Es habitual leer titulares que anuncian que la inteligencia artificial «va a acabar con los trabajos», pero la realidad, hasta ahora, es más concreta: la IA automatiza tareas puntuales dentro de un puesto de trabajo, no puestos de trabajo completos, en la inmensa mayoría de los casos.
Tareas que la IA automatiza bien hoy en día
- Redactar primeros borradores de correos, informes o publicaciones.
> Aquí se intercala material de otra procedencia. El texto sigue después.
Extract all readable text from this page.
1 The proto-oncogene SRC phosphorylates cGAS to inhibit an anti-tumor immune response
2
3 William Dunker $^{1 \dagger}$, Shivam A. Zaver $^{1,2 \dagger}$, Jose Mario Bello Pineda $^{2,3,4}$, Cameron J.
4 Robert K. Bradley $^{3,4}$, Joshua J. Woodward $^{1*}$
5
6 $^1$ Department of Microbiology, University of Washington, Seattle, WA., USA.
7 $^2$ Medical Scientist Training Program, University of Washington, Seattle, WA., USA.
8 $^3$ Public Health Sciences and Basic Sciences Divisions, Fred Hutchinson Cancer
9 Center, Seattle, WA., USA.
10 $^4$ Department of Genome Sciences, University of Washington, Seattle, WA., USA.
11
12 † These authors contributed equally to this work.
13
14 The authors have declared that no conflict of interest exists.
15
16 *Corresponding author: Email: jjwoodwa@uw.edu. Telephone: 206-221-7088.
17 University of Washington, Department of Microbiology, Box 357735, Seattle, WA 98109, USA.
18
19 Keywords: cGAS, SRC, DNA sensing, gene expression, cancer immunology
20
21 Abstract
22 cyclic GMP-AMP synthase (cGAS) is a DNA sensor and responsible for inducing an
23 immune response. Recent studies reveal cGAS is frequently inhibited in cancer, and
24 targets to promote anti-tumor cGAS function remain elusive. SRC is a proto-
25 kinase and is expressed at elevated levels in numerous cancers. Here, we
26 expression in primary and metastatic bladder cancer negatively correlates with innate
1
- Resumir documentos largos o reuniones.
- Traducir textos entre idiomas con calidad razonable.
- Generar código básico o repetitivo a partir de una descripción.
- Clasificar y organizar grandes cantidades de información.
Tareas donde sigue siendo imprescindible el criterio humano
- Tomar decisiones con implicaciones éticas, legales o económicas importantes.
- Negociar, gestionar conflictos o construir relaciones de confianza.
- Detectar errores o matices que la IA puede pasar por alto.
- Definir objetivos y prioridades estratégicas.
Lo que cambia realmente
El patrón que se está viendo en la mayoría de sectores es que las tareas repetitivas y mecánicas se automatizan, y las personas dedican más tiempo a supervisar, revisar y tomar decisiones sobre lo que la IA produce, en lugar de generar todo desde cero manualmente.